Лейла, снег и Людмила - Кафа Аль-зооби
Шрифт:
Интервал:
Закладка:
Возле того окна на кухне Наташа будет проводить одинокие вечера, наблюдая, как печаль струится вместе с желтыми осенними листьями, разлетающимися по воздуху, с дождем, снегом и ночной темнотой, а она будет сидеть, попивая чай в таком глухом одиночестве, какого не знала никогда раньше. И будет вспоминать южные поезда, доброе время, неудачные любовные истории, коммунальную квартиру и Максима Николаевича, и задавать себе вопросы, на которые заранее знает ответ: любил ли ее кто-либо? Была ли она кому-нибудь интересна? Есть ли смысл в ее жизни – прошлой и настоящей?
Наталья будет задаваться этими вопросами не в поисках ответа, а потому, что человек, ступив ногой в море отчаяния, начинает обнажать перед самим собой все те мрачные факты, на которые долгое время закрывал глаза.

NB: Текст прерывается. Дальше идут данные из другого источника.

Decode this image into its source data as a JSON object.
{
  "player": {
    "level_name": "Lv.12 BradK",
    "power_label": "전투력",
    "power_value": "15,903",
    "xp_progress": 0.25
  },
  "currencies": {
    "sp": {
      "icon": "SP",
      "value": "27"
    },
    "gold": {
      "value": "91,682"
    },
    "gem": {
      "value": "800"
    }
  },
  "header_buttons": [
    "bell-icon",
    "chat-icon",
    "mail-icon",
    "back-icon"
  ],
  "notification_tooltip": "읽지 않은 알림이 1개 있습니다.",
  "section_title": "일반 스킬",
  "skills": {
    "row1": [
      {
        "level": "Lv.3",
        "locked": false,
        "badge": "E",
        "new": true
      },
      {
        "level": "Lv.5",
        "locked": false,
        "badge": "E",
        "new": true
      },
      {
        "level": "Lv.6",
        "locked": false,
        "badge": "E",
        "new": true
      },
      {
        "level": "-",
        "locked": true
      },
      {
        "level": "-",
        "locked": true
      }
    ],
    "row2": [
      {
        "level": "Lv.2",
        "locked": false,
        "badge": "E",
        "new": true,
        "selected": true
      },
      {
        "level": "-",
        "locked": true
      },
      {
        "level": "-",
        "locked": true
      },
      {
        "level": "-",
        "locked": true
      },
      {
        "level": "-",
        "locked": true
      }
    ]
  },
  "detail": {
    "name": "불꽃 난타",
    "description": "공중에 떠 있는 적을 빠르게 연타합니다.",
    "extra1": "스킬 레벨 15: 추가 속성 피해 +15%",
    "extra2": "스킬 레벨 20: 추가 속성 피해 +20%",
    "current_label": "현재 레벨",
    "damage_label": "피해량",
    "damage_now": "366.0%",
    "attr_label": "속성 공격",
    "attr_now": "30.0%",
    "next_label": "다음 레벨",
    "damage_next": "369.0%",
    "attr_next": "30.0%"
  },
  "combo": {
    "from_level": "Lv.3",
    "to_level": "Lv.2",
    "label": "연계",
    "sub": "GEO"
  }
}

Ему надо найти достаточно доводов, чтобы утонуть.
* * *С первых мгновений наступившего года у Ивана было тайное предчувствие, что его ожидают мрачные дни. Но он не представлял, что этот мрак проглотит его целиком.
Неожиданно к нему в больницу явился Виктор и, увидев Ивана в больничном коридоре, заговорил угрожающе:
– Слушай, я сразу по существу. Нужно, чтобы ты немедленно дал Люде развод и отказался от своей доли в комнате. Если бы это зависело от меня, я не заплатил бы тебе ни копейки, но Людмила настаивает, чтобы ты получил за это деньги.

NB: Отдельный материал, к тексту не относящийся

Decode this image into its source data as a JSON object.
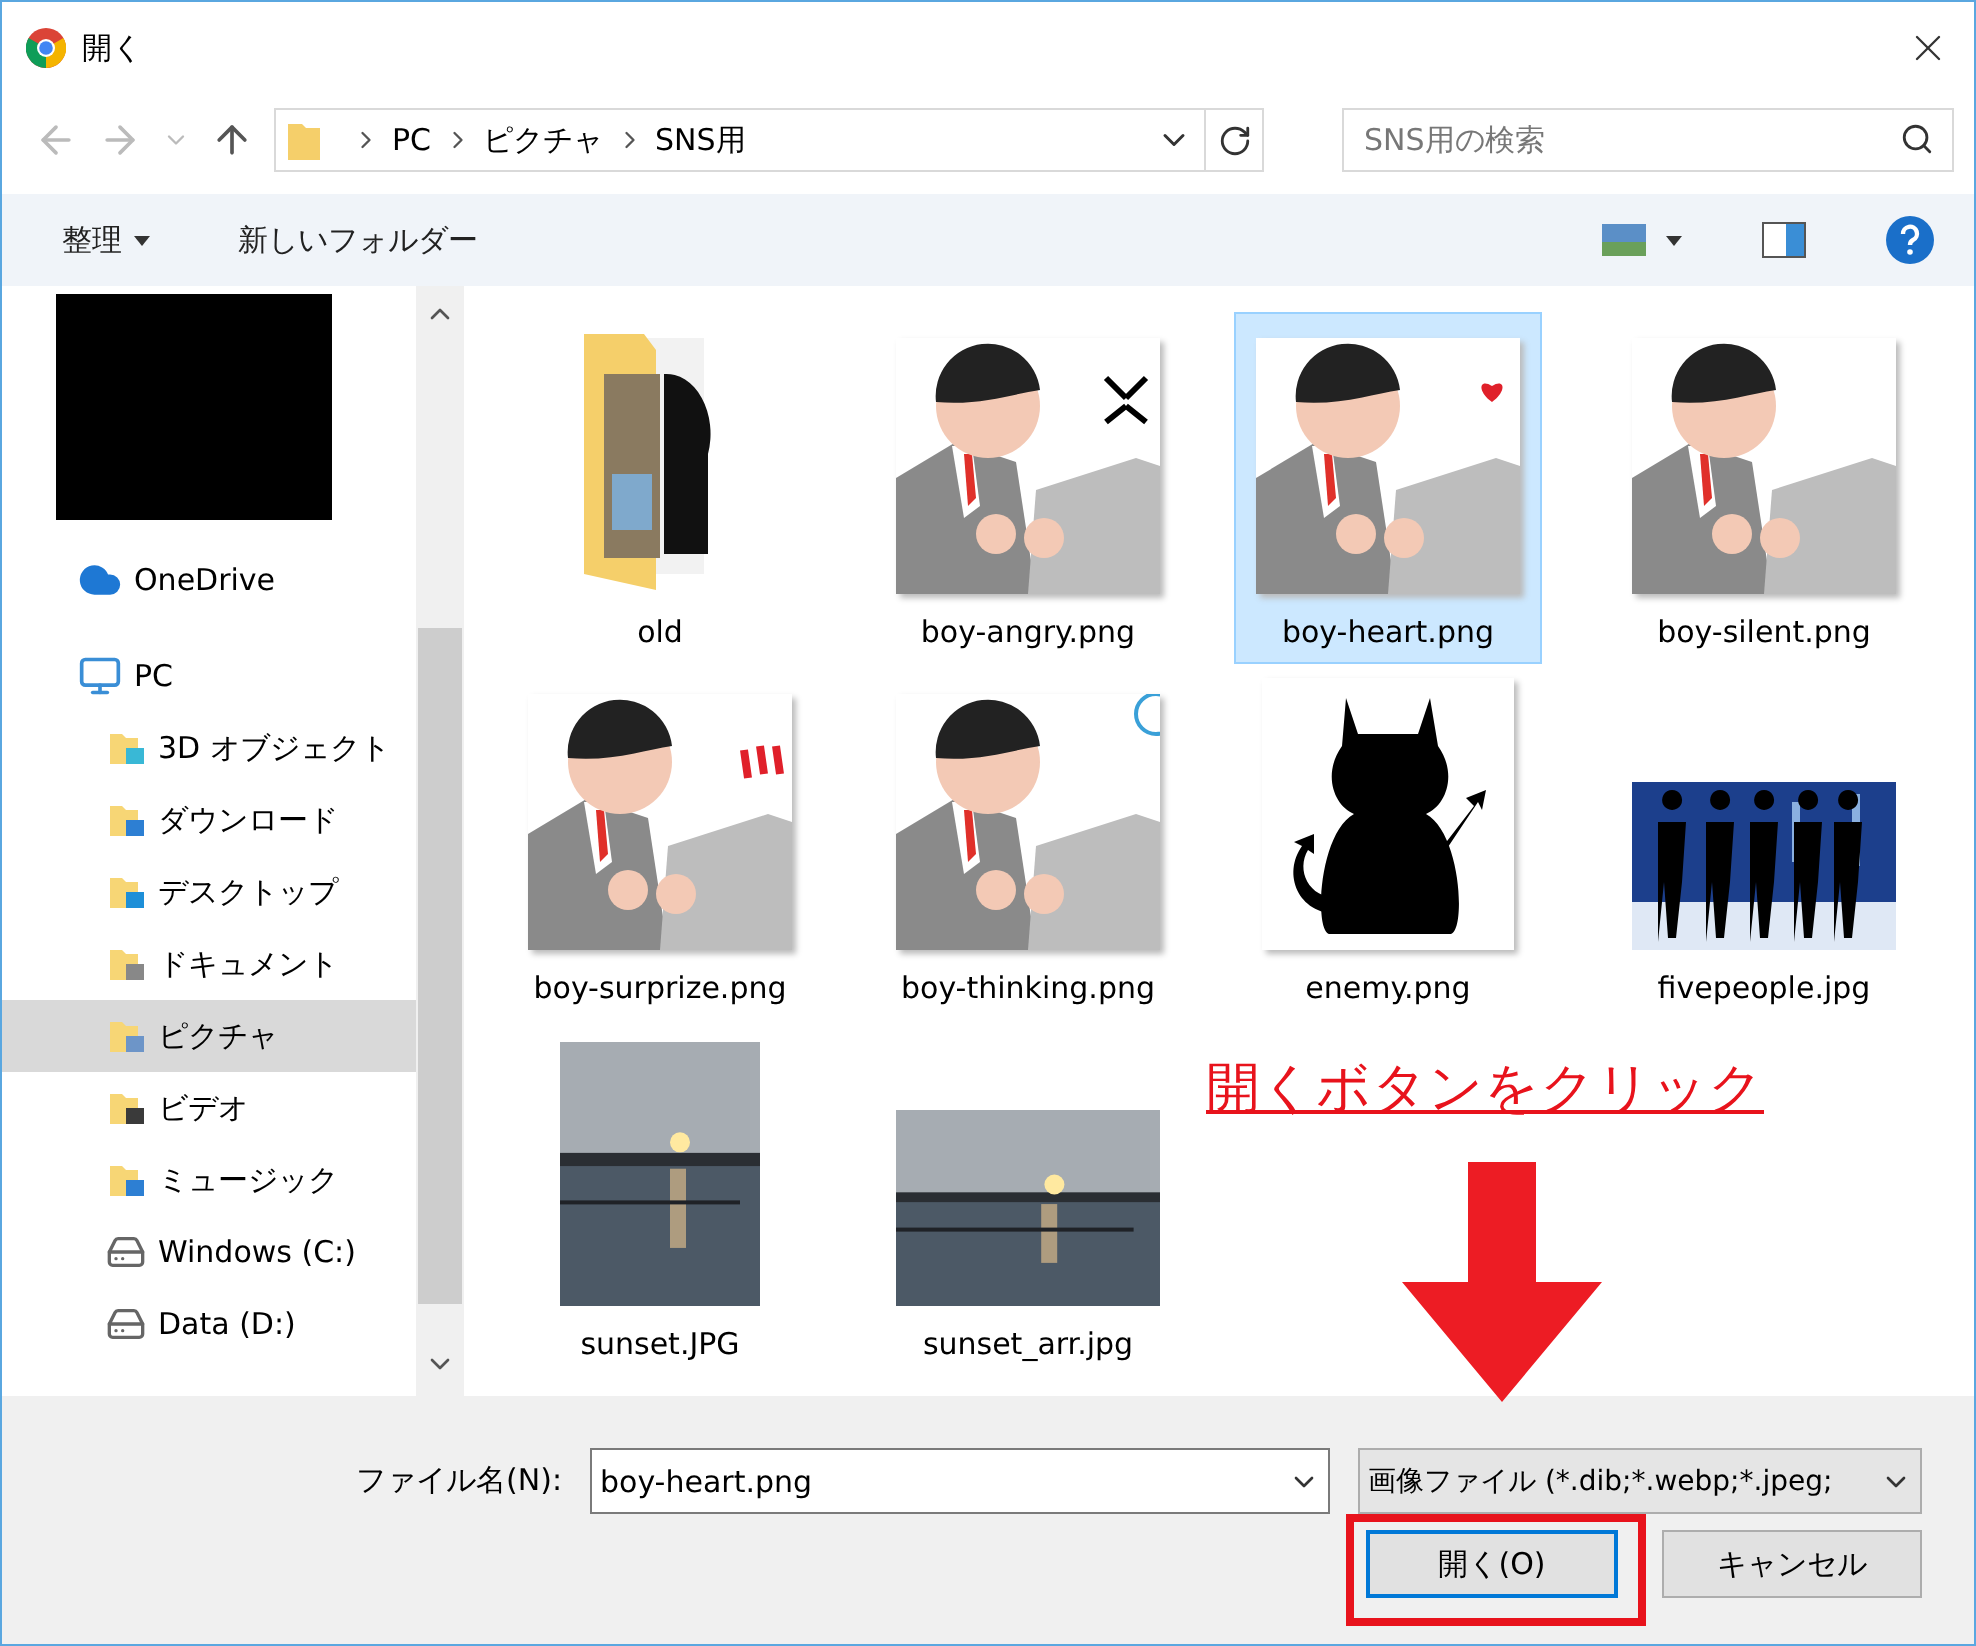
{
  "window": {
    "title": "開く"
  },
  "address": {
    "path": [
      "PC",
      "ピクチャ",
      "SNS用"
    ]
  },
  "search": {
    "placeholder": "SNS用の検索"
  },
  "toolbar": {
    "organize": "整理",
    "new_folder": "新しいフォルダー"
  },
  "sidebar": {
    "items": [
      {
        "label": "OneDrive",
        "kind": "cloud",
        "selected": false
      },
      {
        "label": "PC",
        "kind": "pc",
        "selected": false,
        "children": [
          {
            "label": "3D オブジェクト",
            "kind": "objects",
            "selected": false
          },
          {
            "label": "ダウンロード",
            "kind": "download",
            "selected": false
          },
          {
            "label": "デスクトップ",
            "kind": "desktop",
            "selected": false
          },
          {
            "label": "ドキュメント",
            "kind": "documents",
            "selected": false
          },
          {
            "label": "ピクチャ",
            "kind": "pictures",
            "selected": true
          },
          {
            "label": "ビデオ",
            "kind": "video",
            "selected": false
          },
          {
            "label": "ミュージック",
            "kind": "music",
            "selected": false
          },
          {
            "label": "Windows (C:)",
            "kind": "drive",
            "selected": false
          },
          {
            "label": "Data (D:)",
            "kind": "drive",
            "selected": false
          }
        ]
      }
    ]
  },
  "files": [
    {
      "name": "old",
      "kind": "folder",
      "selected": false
    },
    {
      "name": "boy-angry.png",
      "kind": "boy",
      "selected": false
    },
    {
      "name": "boy-heart.png",
      "kind": "boy",
      "selected": true
    },
    {
      "name": "boy-silent.png",
      "kind": "boy",
      "selected": false
    },
    {
      "name": "boy-surprize.png",
      "kind": "boy",
      "selected": false
    },
    {
      "name": "boy-thinking.png",
      "kind": "boy",
      "selected": false
    },
    {
      "name": "enemy.png",
      "kind": "devil",
      "selected": false
    },
    {
      "name": "fivepeople.jpg",
      "kind": "people",
      "selected": false
    },
    {
      "name": "sunset.JPG",
      "kind": "sunset_tall",
      "selected": false
    },
    {
      "name": "sunset_arr.jpg",
      "kind": "sunset_wide",
      "selected": false
    }
  ],
  "footer": {
    "filename_label": "ファイル名(N):",
    "filename": "boy-heart.png",
    "filter": "画像ファイル (*.dib;*.webp;*.jpeg;",
    "open_button": "開く(O)",
    "cancel_button": "キャンセル"
  },
  "annotation": {
    "text": "開くボタンをクリック"
  }
}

– Она не получит ничего, даже если продастся всем бандитам и пришлет их ко мне всех разом! – ответил Иван, не моргнув глазом, глядя в лицо визитеру вызывающе и угрюмо.
– Заткнись, подлец! – крикнул ему в лицо Виктор. Он схватил руку Ивана и больно согнул ее. – Ты в самом деле не понимаешь, с кем имеешь дело. Ты не ценишь, что тебя пощадили, а, как идиот, настаиваешь, чтобы тебе перерезали глотку.
– Ты меня своей спесью не напугаешь, бандит! – крикнул Иван.
Виктор ушел, отпуская угрозы, а Иван стоял, кипя от гнева. Затем вернулся в палату.
Было начало марта. Ласковое солнце светило безумно ярко, снег сверкал так, словно смеялся. Но весна, которую Иван рассматривал сквозь больничное окно, казалась ему далекой и недосягаемой, как мечта.
За минувшие дни он часто думал о самоубийстве. И однажды чуть не совершил его, проглотив разом кучу таблеток, которые собирал день ото дня, словно монеты для покупки своего избавления. Но Ивана спасли. И установили за ним наблюдение. Потом, в одну бессонную ночь, он решил не убивать себя, а бороться до конца, – не ради победы, но для того, чтобы выйти из битвы и дойти до финиша не ползком и не на костылях, а с честью и высоко поднятой головой.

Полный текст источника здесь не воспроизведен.